Since we became neighbours more than 12 years ago, Dr Amole took me under his wings and mentored me. His knowledge of the ways of the world was vast and I had the priviledge of drinking from that fountain of knowledge. Every December, we exchanged Christmas gifts but he always made me feel special — he believed so much in me and my abilities.
When I gave him two copies of my book, “My Lockdown Diary: Reflections on Nigeria and COVID-19 Pandemic”, which I launched to a virtual audience on November 22 last year, he asked for my bank account details. Dr Amole made a generous donation on behalf of himself and his wife, and Lister Medical Centre.
It was Dr Emmanuel Sunny Ojeagbase, the Executive Chairman of Complete Communications Limited and publisher of Complete Sports, who introduced Dr Amole to me. When I broke the news of Dr Amole’s death to him on the telephone, he was speechless for the first few minutes. “He was a good man,” Dr Ojeagbase recalled afterwards, “but we shall live with his pleasant memories.”
Before Dr Amole passed on, I asked my brother, Moses, a communications strategist in the healthcare sector, to produce a concept note for a TV programme on issues relating to public health crisis in the country.

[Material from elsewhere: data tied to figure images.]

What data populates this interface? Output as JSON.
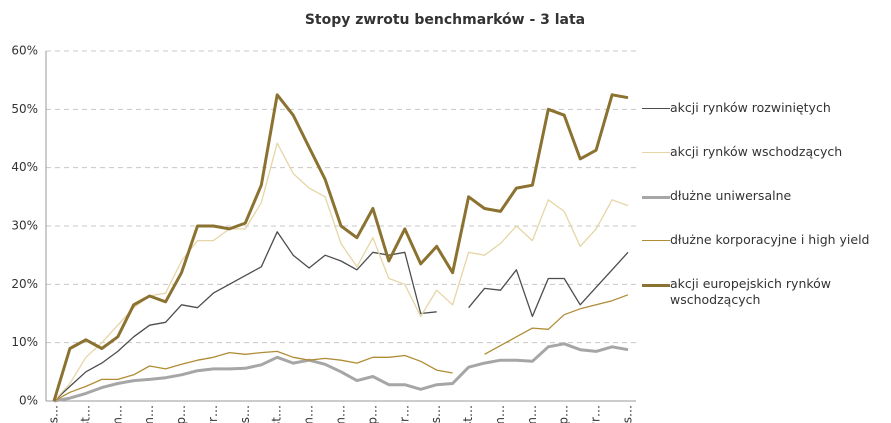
{
  "chart_data": {
    "type": "line",
    "title": "Stopy zwrotu benchmarków - 3 lata",
    "categories": [
      "lis…",
      null,
      "st…",
      null,
      "m…",
      null,
      "m…",
      null,
      "lip…",
      null,
      "wr…",
      null,
      "lis…",
      null,
      "st…",
      null,
      "m…",
      null,
      "m…",
      null,
      "lip…",
      null,
      "wr…",
      null,
      "lis…",
      null,
      "st…",
      null,
      "m…",
      null,
      "m…",
      null,
      "lip…",
      null,
      "wr…",
      null,
      "lis…"
    ],
    "ylim": [
      0,
      60
    ],
    "yticks": [
      {
        "value": 0,
        "label": "0%"
      },
      {
        "value": 10,
        "label": "10%"
      },
      {
        "value": 20,
        "label": "20%"
      },
      {
        "value": 30,
        "label": "30%"
      },
      {
        "value": 40,
        "label": "40%"
      },
      {
        "value": 50,
        "label": "50%"
      },
      {
        "value": 60,
        "label": "60%"
      }
    ],
    "grid": true,
    "series": [
      {
        "name": "akcji rynków rozwiniętych",
        "color": "#4d4d4d",
        "width": 1.3,
        "values": [
          0,
          2.5,
          5,
          6.5,
          8.5,
          11,
          13,
          13.5,
          16.5,
          16,
          18.5,
          20,
          21.5,
          23,
          29,
          25,
          22.8,
          25,
          24,
          22.5,
          25.5,
          25,
          25.5,
          15,
          15.3,
          null,
          16,
          19.3,
          19,
          22.5,
          14.5,
          21,
          21,
          16.5,
          19.5,
          22.5,
          25.5
        ]
      },
      {
        "name": "akcji rynków wschodzących",
        "color": "#e6d5a6",
        "width": 1.3,
        "values": [
          0,
          3,
          7.5,
          10,
          13,
          16,
          18,
          18.5,
          24,
          27.5,
          27.5,
          29.5,
          29.5,
          34,
          44.2,
          39,
          36.5,
          35,
          27,
          23,
          28,
          21,
          20,
          14.5,
          19,
          16.5,
          25.5,
          25,
          27,
          30,
          27.5,
          34.5,
          32.5,
          26.5,
          29.5,
          34.5,
          33.5
        ]
      },
      {
        "name": "dłużne uniwersalne",
        "color": "#a6a6a6",
        "width": 3,
        "values": [
          0,
          0.5,
          1.3,
          2.3,
          3,
          3.5,
          3.7,
          4,
          4.5,
          5.2,
          5.5,
          5.5,
          5.6,
          6.2,
          7.5,
          6.5,
          7,
          6.3,
          5,
          3.5,
          4.2,
          2.8,
          2.8,
          2,
          2.8,
          3,
          5.8,
          6.5,
          7,
          7,
          6.8,
          9.3,
          9.8,
          8.8,
          8.5,
          9.3,
          8.8
        ]
      },
      {
        "name": "dłużne korporacyjne i high yield",
        "color": "#b08d35",
        "width": 1.3,
        "values": [
          0,
          1.5,
          2.5,
          3.7,
          3.7,
          4.5,
          6,
          5.5,
          6.3,
          7,
          7.5,
          8.3,
          8,
          8.3,
          8.5,
          7.5,
          7,
          7.3,
          7,
          6.5,
          7.5,
          7.5,
          7.8,
          6.8,
          5.3,
          4.8,
          null,
          8,
          9.5,
          11,
          12.5,
          12.3,
          14.8,
          15.8,
          16.5,
          17.2,
          18.2
        ]
      },
      {
        "name": "akcji europejskich rynków wschodzących",
        "color": "#8b7230",
        "width": 3,
        "values": [
          0,
          9,
          10.5,
          9,
          11,
          16.5,
          18,
          17,
          22,
          30,
          30,
          29.5,
          30.5,
          37,
          52.5,
          49,
          43.5,
          38,
          30,
          28,
          33,
          24,
          29.5,
          23.5,
          26.5,
          22,
          35,
          33,
          32.5,
          36.5,
          37,
          50,
          49,
          41.5,
          43,
          52.5,
          52
        ]
      }
    ]
  }
}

The plan was for Dr Amole to be a resource adviser and I had no doubt in my mind that that he would have used his extensive network of contacts to support the programme in terms of content and sponsorship.
Hopefully, Lister Medical Centre will continue to run under one of the doctors that Dr Amole mentored; it will be one way of sustaining his legacy and keeping his memory alive. When my longtime associate and insurance broker, Lanre Balogun who also knows Dr Amole showed up at my office, we walked across to the hospital to sign the condolence register. It was a surreal moment for me.
As we look forward to receiving Covid-19 vaccine doses, conspiracy theorists such as Yahaya Bello, Kogi State governor, continue to live in denial. Bello had previously lied openly that there was no Covid-19 in Nigeria. It is best to ignore the governor for his unfounded claims and misguided rants which is a clear manifestation of youthful exuberance.
It served him right when his colleagues issued a disclaimer on him. In a press statement, the Governors’ Forum criticised Bello for rejecting Covid-19 vaccines. How can a governor say that vaccines are meant to kill people? Bello’s ignorance of key national issues is worse than Covid-19 disease in plain sight.
Governor Kayode Fayemi who is chairman of the Governors’ Forum dismissed the egregious pronouncement of Bello. It was clearly regrettable that Bello turned himself into a rumour monger on the deadly virus when information on the disease is available on a daily basis from credible news platforms that he has access to – even for free.
For the avoidance of doubt, Covid-19 is real and it is a deadly disease. People are dying every day and it is therefore deeply troubling and indeed an irony that a governor will shamelessly use state resources to spread falsehood in the national news media.
For the benefit of Bello and his co-travellers, Fayemi said the Forum will be guided and informed by science so that every decision they take on matters relating to Covid-19 will earn public and professional trust and certainly not compromised by conflicts of interest. It is up to Bello to face reality and behave like a governor otherwise he would be consumed by his own hubris.